Der Unabhängige Verwaltungssenat für die Steiermark hat durch das Senatsmitglied Dr. Herbert Thaller über die Berufung des Herrn Dr. R. T., p.A. Sch.-gasse 31, G., gegen das Straferkenntnis der Bundespolizeidirektion Graz vom 21.09.1995, GZ.: III/St-1015/95, wie folgt entschieden:

Gemäß § 66 Abs 4 Allgemeines Verwaltungsverfahrensgesetz 1991 (im folgenden AVG) in Verbindung mit § 24 Verwaltungsstrafgesetz 1991 (im folgenden VStG) wird der Berufung Folge gegeben, das angefochtene Straferkenntnis behoben und das Verfahren gemäß § 45 Abs 1 Z 2 VStG eingestellt.

Text

Mit dem angefochtenen Straferkenntnis wurde über den Berufungswerber eine Geldstrafe von S 800,--, im Uneinbringlichkeitsfall eine Ersatzarreststrafe von 1 Tag, verhängt, weil er entgegen § 22 Abs 1 Z 2 Meldegesetz am 05.12.1994 beim Gemeindeamt M. W. eine Anmeldung in M. W. Nr. 16 vorgenommen habe, obwohl keine Unterkunftsnahme erfolgt sei.

Im wesentlichen begründet die belangte Behörde die Bestrafung des Berufungswerbers damit, daß infolge der vom Berufungswerber nicht erfolgten Unterkunftnahme eine Anmeldung vorgenommen wurde. Es liege nach Meinung der belangten Behörde eine Unterkunftnahme vor, wenn von einer Wohnung oder Unterkunft widmungsgemäßer Gebrauch gemacht werde. Dies sei grundsätzlich erst dann der Fall, wenn eine Person die Wohnung tatsächlich zum Wohnen oder Schlafen benützt. Die fehlende Benützungsbewilligung und der fehlende Stromanschluß hätten zum Zeitpunkt der Anmeldung eine Unterkunftnahme der Wohnung durch den Berufungswerber unmöglich gemacht.

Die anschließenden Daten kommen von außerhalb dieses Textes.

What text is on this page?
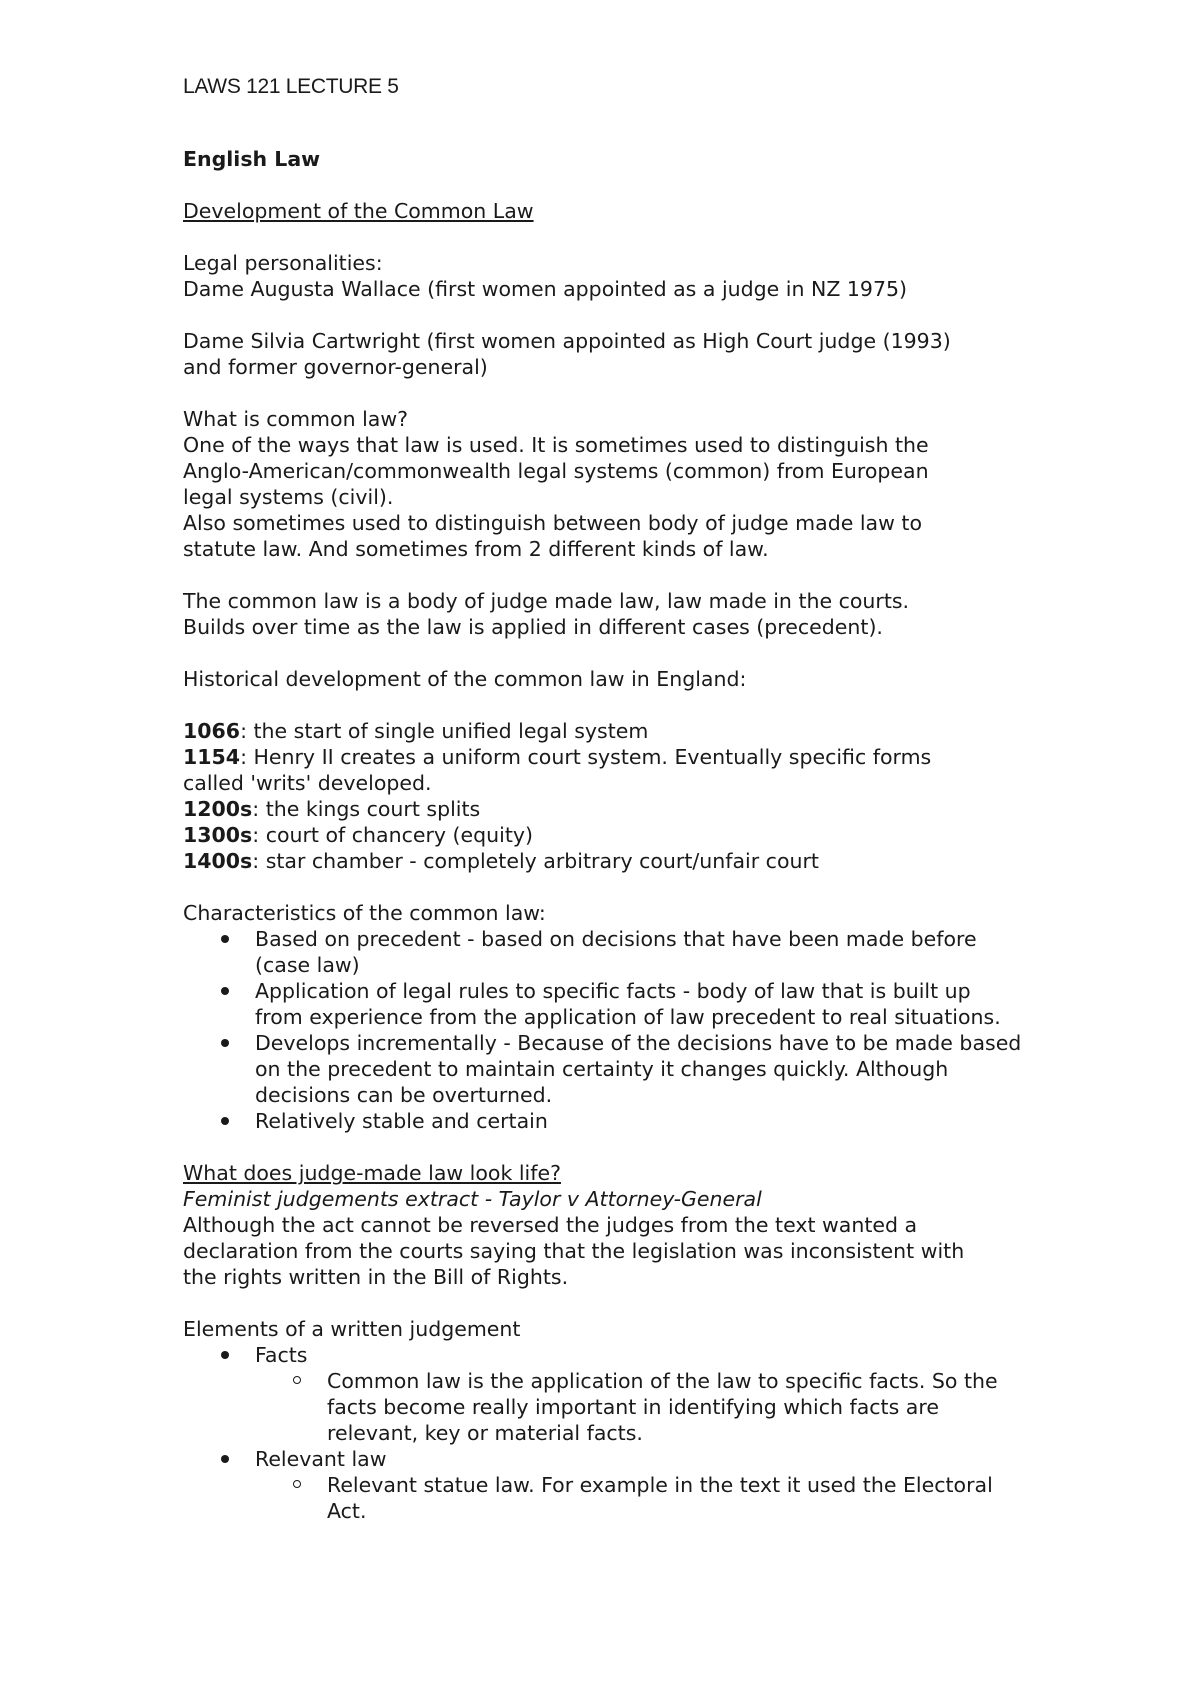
LAWS 121 LECTURE 5
English Law

Development of the Common Law

Legal personalities:

Dame Augusta Wallace (first women appointed as a judge in NZ 1975)

Dame Silvia Cartwright (first women appointed as High Court judge (1993) and former governor-general)

What is common law?

One of the ways that law is used. It is sometimes used to distinguish the Anglo-American/commonwealth legal systems (common) from European legal systems (civil).

Also sometimes used to distinguish between body of judge made law to statute law. And sometimes from 2 different kinds of law.

The common law is a body of judge made law, law made in the courts.

Builds over time as the law is applied in different cases (precedent).

Historical development of the common law in England:

1066: the start of single unified legal system

1154: Henry II creates a uniform court system. Eventually specific forms called 'writs' developed.

1200s: the kings court splits

1300s: court of chancery (equity)

1400s: star chamber - completely arbitrary court/unfair court

Characteristics of the common law:

Based on precedent - based on decisions that have been made before (case law)
Application of legal rules to specific facts - body of law that is built up from experience from the application of law precedent to real situations.
Develops incrementally - Because of the decisions have to be made based on the precedent to maintain certainty it changes quickly. Although decisions can be overturned.
Relatively stable and certain

What does judge-made law look life?

Feminist judgements extract - Taylor v Attorney-General

Although the act cannot be reversed the judges from the text wanted a declaration from the courts saying that the legislation was inconsistent with the rights written in the Bill of Rights.

Elements of a written judgement

Facts
Common law is the application of the law to specific facts. So the facts become really important in identifying which facts are relevant, key or material facts.
Relevant law
Relevant statue law. For example in the text it used the Electoral Act.
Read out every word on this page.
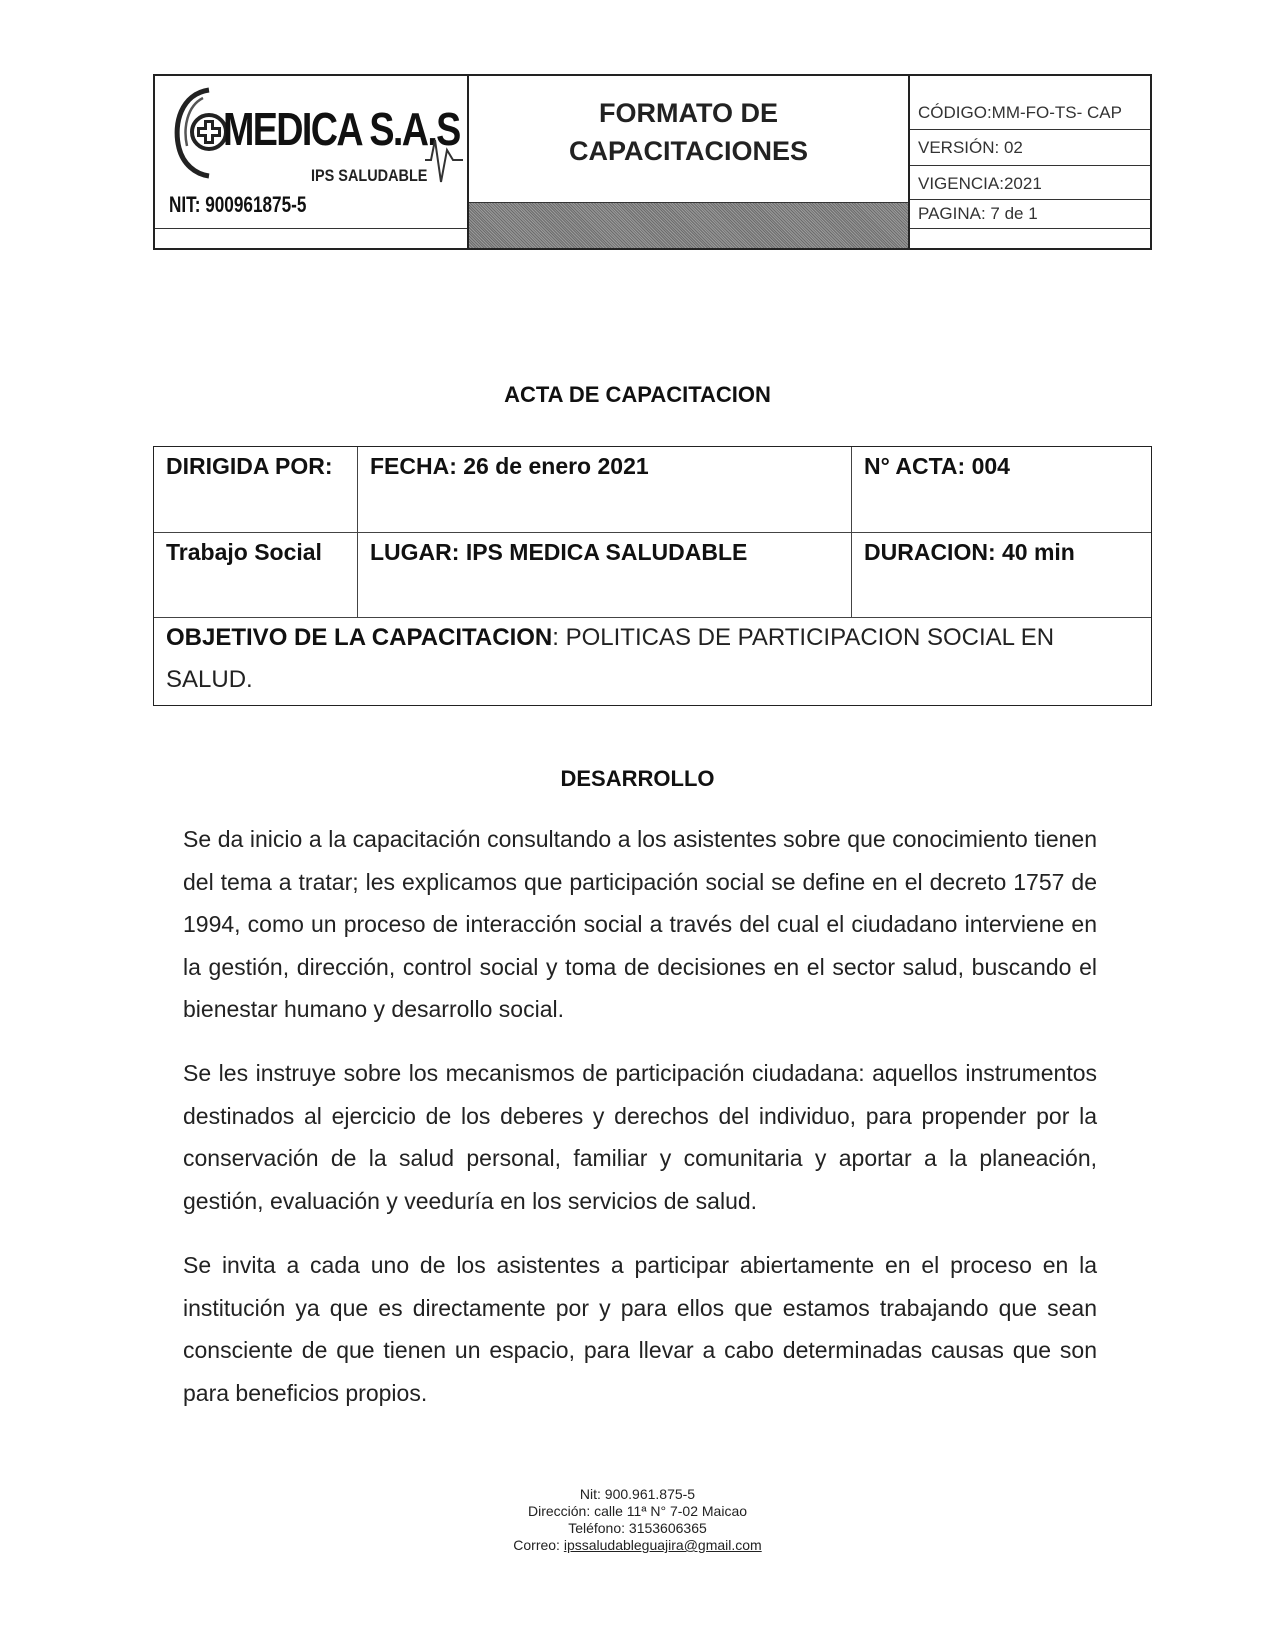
MEDICA S.A.S
IPS SALUDABLE
NIT: 900961875-5
FORMATO DE
CAPACITACIONES
CÓDIGO:MM-FO-TS- CAP
VERSIÓN: 02
VIGENCIA:2021
PAGINA: 7 de 1
ACTA DE CAPACITACION
DIRIGIDA POR: FECHA: 26 de enero 2021	N° ACTA: 004
Trabajo Social LUGAR: IPS MEDICA SALUDABLE	DURACION: 40 min
OBJETIVO DE LA CAPACITACION: POLITICAS DE PARTICIPACION SOCIAL EN SALUD.
DESARROLLO
Se da inicio a la capacitación consultando a los asistentes sobre que conocimiento tienen del tema a tratar; les explicamos que participación social se define en el decreto 1757 de 1994, como un proceso de interacción social a través del cual el ciudadano interviene en la gestión, dirección, control social y toma de decisiones en el sector salud, buscando el bienestar humano y desarrollo social.
Se les instruye sobre los mecanismos de participación ciudadana: aquellos instrumentos destinados al ejercicio de los deberes y derechos del individuo, para propender por la conservación de la salud personal, familiar y comunitaria y aportar a la planeación, gestión, evaluación y veeduría en los servicios de salud.
Se invita a cada uno de los asistentes a participar abiertamente en el proceso en la institución ya que es directamente por y para ellos que estamos trabajando que sean consciente de que tienen un espacio, para llevar a cabo determinadas causas que son para beneficios propios.
Nit: 900.961.875-5
Dirección: calle 11ª N° 7-02 Maicao
Teléfono: 3153606365
Correo: ipssaludableguajira@gmail.com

Dagegen wurde vom Berufungswerber rechtzeitig das Rechtsmittel der Berufung erhoben und ausgeführt, daß der von der belangten Behörde festgestellte Sachverhalt im wesentlichen unbestritten bleibe. Der Berufungswerber stützt seine Rechtsansicht darauf, daß infolge der Besitzübernahme der Wohnung und der Übernahme des in der Wohnung zum Zeitpunkt des Kaufes befindlichen Inventars, welches er in dieser Wohnung verwahre, und seiner Absicht, die Wohnung ausschließlich als Sommerferienwohnung zu benützen, ein Nebenwohnsitz begründet worden sei. Er ersuche daher den angefochtenen Bescheid zu beheben und das Verwaltungsstrafverfahren einzustellen, in eventu den Bescheid zu beheben und der Behörde erster Instanz zur neuerlichen Entscheidung nach Verfahrensergänzung zu übermitteln.

Die gemäß § 51 Abs 1 VStG sachlich und örtlich zuständige Berufungsbehörde ist bei ihrer Entscheidung von folgenden Überlegungen ausgegangen: Gemäß § 51 e Abs 2 VStG ist eine öffentliche, mündliche Verhandlung dann nicht anzuberaumen, wenn in einer Berufung nur eine unrichtige, rechtliche Beurteilung geltend gemacht wird. Es handelt sich bei unbestrittenem Sachverhalt nur um eine Rechtsfrage, weshalb eine mündliche Verhandlung nicht erforderlich war. Darüber hinaus haben sowohl die belangte Behörde (anläßlich der Übermittlung der Verwaltungsstrafakten erster Instanz) als auch der Berufungswerber auf Anfrage bekanntgegeben, auf die Durchführung einer öffentlichen, mündlichen Verhandlung zu verzichten. Im wesentlichen geht es um die Beurteilung der Frage, ob durch die vom Berufungswerber gesetzten Handlungen ein Nebenwohnsitz im Sinne des § 1 Abs 6 des Meldegesetzes 1991 in der Fassung BGBl. Nr. 505/1994 begründet wurde.

§ 1 Abs 6 leg cit lautet:

Ein Wohnsitz eines Menschen ist an einer Unterkunft begründet, an der er sich in der erweislichen oder aus den Umständen hervorgehenden Absicht niedergelassen hat, dort bis auf weiteres einen Anknüpfungspunkt von Lebensbeziehungen zu haben.

§ 1 Abs 7 leg cit lautet:

Der Hauptwohnsitz eines Menschen ist an jener Unterkunft begründet, an der er sich in der erweislichen oder aus den Umständen hervorgehenden Absicht niedergelassen hat, diese zum Mittelpunkt seiner Lebensbeziehungen zu machen; trifft diese sachliche Voraussetzung bei einer Gesamtbetrachtung der beruflichen, wirtschaftlichen und gesellschaftlichen Lebensbeziehungen eines Menschen auf mehrere Wohnsitze zu, so hat er jenen als Hauptwohnsitz zu bezeichnen, zu dem er das überwiegende Naheverhältnis hat.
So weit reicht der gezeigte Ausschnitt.